To sign up for the Eugene program, children have to live within the Eugene Public Library service area, they need a mailing address, and they need to be under age 5.

Parton said she’s been blessed and thinks it’s her duty to give back. “I really think that once you are in a position to help, you definitely should help. You get a good feeling when you feel like you’re doing something for somebody else,” she said. “Whether you’re paying your tithes or whatever, if God’s been good to you, be good to other people. That’s how we spread the love around.”

One reporter asked Parton to tell the story of her first guitar. When she was growing up, she said, she was always singing. Parton’s uncle owned a little Martin guitar that she just loved.

“When he saw how serious I was about my music, he gave me his little Martin guitar, and it was my treasure,” she said. “I left it at home when I was 18 years old. I put it in the loft — it was beat up — and when I got money, when I got rich and famous, I was going to fix it up. [But] the loft burned out of our house and burned up my little guitar. So I only have the neck of that one. But I have collected Martin guitars over the years, the baby Martins.”

As Parton talked about topics from her songwriting process — she carries a notepad everywhere — to knowing she wanted to leave her hometown and see the world, she recounted the extraordinary details behind the success of the song “I Will Always Love You.”

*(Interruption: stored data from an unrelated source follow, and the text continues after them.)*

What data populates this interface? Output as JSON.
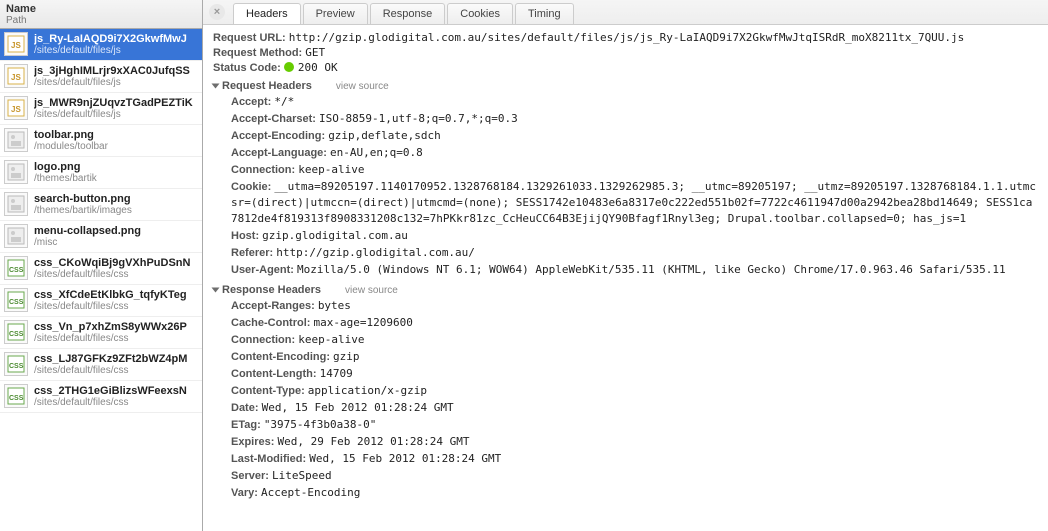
{
  "sidebar": {
    "header": {
      "name": "Name",
      "path": "Path"
    },
    "items": [
      {
        "name": "js_Ry-LaIAQD9i7X2GkwfMwJ",
        "path": "/sites/default/files/js",
        "type": "js",
        "selected": true
      },
      {
        "name": "js_3jHghIMLrjr9xXAC0JufqSS",
        "path": "/sites/default/files/js",
        "type": "js"
      },
      {
        "name": "js_MWR9njZUqvzTGadPEZTiK",
        "path": "/sites/default/files/js",
        "type": "js"
      },
      {
        "name": "toolbar.png",
        "path": "/modules/toolbar",
        "type": "png"
      },
      {
        "name": "logo.png",
        "path": "/themes/bartik",
        "type": "png"
      },
      {
        "name": "search-button.png",
        "path": "/themes/bartik/images",
        "type": "png"
      },
      {
        "name": "menu-collapsed.png",
        "path": "/misc",
        "type": "png"
      },
      {
        "name": "css_CKoWqiBj9gVXhPuDSnN",
        "path": "/sites/default/files/css",
        "type": "css"
      },
      {
        "name": "css_XfCdeEtKlbkG_tqfyKTeg",
        "path": "/sites/default/files/css",
        "type": "css"
      },
      {
        "name": "css_Vn_p7xhZmS8yWWx26P",
        "path": "/sites/default/files/css",
        "type": "css"
      },
      {
        "name": "css_LJ87GFKz9ZFt2bWZ4pM",
        "path": "/sites/default/files/css",
        "type": "css"
      },
      {
        "name": "css_2THG1eGiBlizsWFeexsN",
        "path": "/sites/default/files/css",
        "type": "css"
      }
    ]
  },
  "tabs": [
    {
      "label": "Headers",
      "active": true
    },
    {
      "label": "Preview"
    },
    {
      "label": "Response"
    },
    {
      "label": "Cookies"
    },
    {
      "label": "Timing"
    }
  ],
  "summary": {
    "request_url_label": "Request URL:",
    "request_url": "http://gzip.glodigital.com.au/sites/default/files/js/js_Ry-LaIAQD9i7X2GkwfMwJtqISRdR_moX8211tx_7QUU.js",
    "request_method_label": "Request Method:",
    "request_method": "GET",
    "status_code_label": "Status Code:",
    "status_code": "200 OK"
  },
  "sections": {
    "request_headers_title": "Request Headers",
    "response_headers_title": "Response Headers",
    "view_source": "view source"
  },
  "request_headers": [
    {
      "k": "Accept:",
      "v": "*/*"
    },
    {
      "k": "Accept-Charset:",
      "v": "ISO-8859-1,utf-8;q=0.7,*;q=0.3"
    },
    {
      "k": "Accept-Encoding:",
      "v": "gzip,deflate,sdch"
    },
    {
      "k": "Accept-Language:",
      "v": "en-AU,en;q=0.8"
    },
    {
      "k": "Connection:",
      "v": "keep-alive"
    },
    {
      "k": "Cookie:",
      "v": "__utma=89205197.1140170952.1328768184.1329261033.1329262985.3; __utmc=89205197; __utmz=89205197.1328768184.1.1.utmcsr=(direct)|utmccn=(direct)|utmcmd=(none); SESS1742e10483e6a8317e0c222ed551b02f=7722c4611947d00a2942bea28bd14649; SESS1ca7812de4f819313f8908331208c132=7hPKkr81zc_CcHeuCC64B3EjijQY90Bfagf1Rnyl3eg; Drupal.toolbar.collapsed=0; has_js=1"
    },
    {
      "k": "Host:",
      "v": "gzip.glodigital.com.au"
    },
    {
      "k": "Referer:",
      "v": "http://gzip.glodigital.com.au/"
    },
    {
      "k": "User-Agent:",
      "v": "Mozilla/5.0 (Windows NT 6.1; WOW64) AppleWebKit/535.11 (KHTML, like Gecko) Chrome/17.0.963.46 Safari/535.11"
    }
  ],
  "response_headers": [
    {
      "k": "Accept-Ranges:",
      "v": "bytes"
    },
    {
      "k": "Cache-Control:",
      "v": "max-age=1209600"
    },
    {
      "k": "Connection:",
      "v": "keep-alive"
    },
    {
      "k": "Content-Encoding:",
      "v": "gzip"
    },
    {
      "k": "Content-Length:",
      "v": "14709"
    },
    {
      "k": "Content-Type:",
      "v": "application/x-gzip"
    },
    {
      "k": "Date:",
      "v": "Wed, 15 Feb 2012 01:28:24 GMT"
    },
    {
      "k": "ETag:",
      "v": "\"3975-4f3b0a38-0\""
    },
    {
      "k": "Expires:",
      "v": "Wed, 29 Feb 2012 01:28:24 GMT"
    },
    {
      "k": "Last-Modified:",
      "v": "Wed, 15 Feb 2012 01:28:24 GMT"
    },
    {
      "k": "Server:",
      "v": "LiteSpeed"
    },
    {
      "k": "Vary:",
      "v": "Accept-Encoding"
    }
  ]
}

“That song is so deep-seated in my heart and in my soul,” she said. It was written for Porter Wagoner, a country singer Parton worked with early in her career.

“We had one of those relationships we were so much alike that we couldn’t get along or we were so much different that we couldn’t get along,” she said of Wagoner. “I wrote that song to try to say here’s how I feel. I’ll always love you, [but] I have to go; I have to leave.”

Years later, Parton sent the song to L.A. She said “Kevin Costner and his secretary loved the song,” but she never heard back from anyone about using it. Parton said she didn’t know that Whitney Houston had recorded her song.

“I was on my way home and I turned the radio on and all the sudden I heard that a-cappella part, and I was like ‘Ooh, what’s that?’ — I knew it was something familiar,” she said.

“By the time it dawned on me what I was hearing when she was into that chorus, I had to stop the car cause I almost wrecked. I mean I thought my heart was gonna bust right out of my body. It was the most powerful feeling I’ve ever had.”

Parents can sign their children up for the Imagination Library through the Eugene Public Library or at usa.imaginationlibrary.com.